Alors que les mouvements populistes progressent partout sur le continent et après le vote des Britanniques en faveur du Brexit, Poutine rêvait d'une Union européenne affaiblie, aux couleurs de Marine Le Pen, dont il anticipait la victoire, au point de paraître l'adouber en la recevant au Kremlin. L'élection du fondateur d'En Marche met à mal cette aspiration.  

Le passif des attaques pendant la présidentielle française

Autre frein à un rapide réchauffement, les relations exécrables entre la Russie et Macron pendant sa campagne. Les médias russes ont mené une campagne de dénigrement systématique du centriste. Et le Kremlin a été soupçonné d'être derrière les attaques informatiques contre la campagne d'En marche.  

Depuis la victoire de Macron, le 7 mai, le Kremlin semble chercher à se rattraper. Le président russe a appelé son homologue à "surmonter la méfiance mutuelle", au lendemain de son élection tandis que l'ambassadeur russe en France, Alexandre Orlov, multiplie les louanges envers le nouveau locataire de l'Elysée. 

Les contentieux en Ukraine et en Syrie

Enfin et surtout le "reset" franco-russe devrait également buter sur les dossiers à l'origine du coup de froid. L'annexion de la Crimée et l'implication russe dans la crise du Donbass en 2014, ainsi que son intervention en soutien au régime de Bachar el-Assad en Syrie, accusé de crimes de guerre et de crimes contre l'humanité.  

"Quand bien même le souhaiterait-il, Macron ne pourrait décider la levée des sanctions d'un coup de baguette magique, observe Tatiana Kastouéva, puisqu'elles s'inscrivent dans l'action de l'UE." 

Difficile, donc, de répondre aux voeux russes d'une levée de ces sanctions tant que les accords de Minsk, censés mettre fin aux combats dans l'Est de l'Ukraine, resteront bloqués. "Seule différence, Macron ne fait pas une affaire personnelle des accords de Minsk, contrairement à Hollande dont c'est l'un des rares succès diplomatiques.
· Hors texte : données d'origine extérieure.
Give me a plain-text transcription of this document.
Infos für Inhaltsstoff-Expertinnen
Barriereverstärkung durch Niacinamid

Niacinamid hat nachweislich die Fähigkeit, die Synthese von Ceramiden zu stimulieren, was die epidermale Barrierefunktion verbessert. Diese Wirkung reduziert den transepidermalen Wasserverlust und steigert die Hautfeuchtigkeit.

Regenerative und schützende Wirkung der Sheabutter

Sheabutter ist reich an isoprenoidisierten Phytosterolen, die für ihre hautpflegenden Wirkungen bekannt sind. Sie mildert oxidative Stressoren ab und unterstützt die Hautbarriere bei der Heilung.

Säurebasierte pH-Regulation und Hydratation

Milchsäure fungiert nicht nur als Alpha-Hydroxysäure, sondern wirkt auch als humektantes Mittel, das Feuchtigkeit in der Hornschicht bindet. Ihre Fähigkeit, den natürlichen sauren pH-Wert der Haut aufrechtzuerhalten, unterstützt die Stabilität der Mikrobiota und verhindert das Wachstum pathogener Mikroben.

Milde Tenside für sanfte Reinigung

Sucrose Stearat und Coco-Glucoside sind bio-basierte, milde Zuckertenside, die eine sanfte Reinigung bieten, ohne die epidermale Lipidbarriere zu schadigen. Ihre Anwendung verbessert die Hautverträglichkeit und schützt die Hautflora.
Il lui serait donc plus facile de les moduler", note la chercheuse. 

Les positions sur la crise syrienne sont aussi difficilement conciliables: la Russie a mis son veto à toutes les résolutions proposées à l'ONU par l'Occident et en particulier la France. "On voit mal comment Paris et Moscou peuvent s'entendre sur la sortie du conflit et sur le sort de Bachar el-Assad, constate Tatiana Kastouéva. Poutine a engagé son pays dans une guerre pour soutenir le régime d'Assad. Tout encombrant que soit ce vassal, il lui serait très difficile de le lâcher."